Demzufolge wäre das Ansuchen zu bewilligen, stünde ihm nicht doch ein gemäß § 94 Abs 1 GBG amtswegig wahrzunehmendes Hindernis entgegen.

Ein zwischen Angehörigen begründetes im Grundbuch eingetragenes Veräußerungsverbot gemäß § 364c ABGB hat absolute Wirkung und verbietet die Eigentumsübertragung (Koziol-Welser9 II 47). Diese Wirkung des Verbotes kann allerdings durch das Einverständnis des Verbotsberechtigten beseitigt werden (Koziol-Welser, aaO, 48 s. Rechtsprechungshinweis). Die Veräußerung der mit dem Verbot belasteten Liegenschaft ist daher trotz des haftenden Verbotes zulässig, wenn der Verbotsberechtigte zustimmt. Unter Zustimmung ist aber die Aufgabe des Rechtes des Verbotsberechtigten zu verstehen (SZ 15/17); denn das Veräußerungs- und Belastungsverbot gemäß § 364c ABGB verpflichtet nur den ersten Eigentümer, nicht aber seine Erben oder sonstige Rechtsnachfolger; dabei handelt es sich um zwingendes Recht (Spielbüchler - Rummel, ABGB**2 Rz 15 zu § 364c). Eine vertragsmäßige Ausdehnung der Bindung auf sonstige Rechtsnachfolger des ersten Eigentümers ist nach dem Wortlaut des § 364 c ABGB unwirksam, da das Verbot nach diesem Wortlaut, wie ausgedehnt es auch vereinbart sein mag, doch immer nur den ersten Eigentümer, nicht aber seine Erben oder sonstigen Rechtsnachfolger verpflichtet. Die Zulassung einer vertragsmäßigen Ausdehnung der sich aus dem Belastungs- und Veräußerungsverbot ergebenden Verpflichtung auf die Erben und sonstigen Rechtsnachfolger des ersten Eigentümers widerspräche aber auch dem vom Gesetz angestrebten Zweck, Kredit und Verkehr im allgemeinen vor der Hemmung durch Belastungs- und Veräußerungsverbote zu bewahren (SZ 25/95 mwN; ebenso Koziol-Welser aaO 47 f mwN).

Die "Zustimmungserklärungen" der Verbotsberechtigten (C LNr 10a und

13a) vom 7. September 1993 haben folgenden Wortlaut: "In Zustimmung

zu diesem Kaufvertrag erteilt hiemit Elvira H***** bzw. Cornelia

H***** ........ ihre ausdrückliche Einwilligung, daß unter

Fortbestand des zu ihren Gunsten eingetragenen Belastungs- und

Veräußerungsverbotes das Eigentumsrecht für Herrn Dipl.Ing.Herbert

H***** ob der Liegenschaft ...... einverleibt werden kann".

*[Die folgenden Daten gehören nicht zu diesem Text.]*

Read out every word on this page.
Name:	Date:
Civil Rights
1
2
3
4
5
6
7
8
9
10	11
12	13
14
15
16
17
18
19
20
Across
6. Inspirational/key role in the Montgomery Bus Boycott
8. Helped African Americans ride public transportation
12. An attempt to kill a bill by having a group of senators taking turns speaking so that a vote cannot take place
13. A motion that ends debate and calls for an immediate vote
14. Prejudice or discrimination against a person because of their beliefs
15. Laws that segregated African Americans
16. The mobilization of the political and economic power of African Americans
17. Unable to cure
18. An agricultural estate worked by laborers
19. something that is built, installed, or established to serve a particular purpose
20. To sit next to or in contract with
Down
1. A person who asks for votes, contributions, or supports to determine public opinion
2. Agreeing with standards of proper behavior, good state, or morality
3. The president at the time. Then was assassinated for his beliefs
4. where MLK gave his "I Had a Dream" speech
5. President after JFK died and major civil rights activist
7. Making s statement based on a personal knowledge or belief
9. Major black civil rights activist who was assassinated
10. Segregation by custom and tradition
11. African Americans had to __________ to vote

Im Kaufvertrag vom selben Tag wird darauf Bezug genommen wie folgt:

"Weiters übernimmt die kaufende Partei die Belastungs- und

Veräußerungsverbote ....... zur Duldung und erklärt, die verkaufende

Partei diesbezüglich vollkommen klag- und schadlos zu halten."

In diesem Zusammenhang halten die Vertragsteile noch fest, daß die

Zustimmung zum gegenständlichen Kaufvertrag von Frau Elvira H*****

...... und Frau Cornelia H***** ..... als aus den Belastungs- und

Veräußerungsverboten Berechtigten bereits erfolgt ist.

Die Berechtigten aus den Veräußerungsverboten haben ihre "Zustimmung" zur Veräußerung der Liegenschaft somit bloß "unter Fortbestand des zu ihren Gunsten eigetragenen Veräußerungs- und Belastungsverbotes", erteilt und versuchen damit nur in unzulässiger Weise das Verbot auf den Rechtsnachfolger (Käufer) zu übertragen und dadurch die zwingende Beschränkung auf den ersten Vertragspartner (Verkäufer) zu umgehen. Da die Verbotsberechtigten mit diesen Erklärungen auf ihr Recht aus den Veräußerungsverboten nicht verzichtet haben, liegen keine "Zustimmungserklärungen" vor, die eine Veräußerung der Liegenschaft trotz der haftenden Verbote zulässig machen würden. Der Antragsteller kann daher die hier für die beabsichtigte Veräußerung erwirkte Rangordnung nicht ausnützen (vgl. Spielbüchler in Rummel, ABGB**2, Rz 13 zu § 364 c).

Zu Bemerken ist allerdings noch, daß das zugunsten der Cornelia H***** einverleibte Veräußerungsverbot der Ranganmerkung im Rang nachfolgt und damit der Vormerkung des Eigentumsrechtes des Antragstellers im Rang der angemerkten Rangordnung an sich nicht im Wege stünde.

Aus diesen die Bewilligung hindernden Gründen erweist sich der Revisionsrekurs als im Ergebnis nicht berechtigt.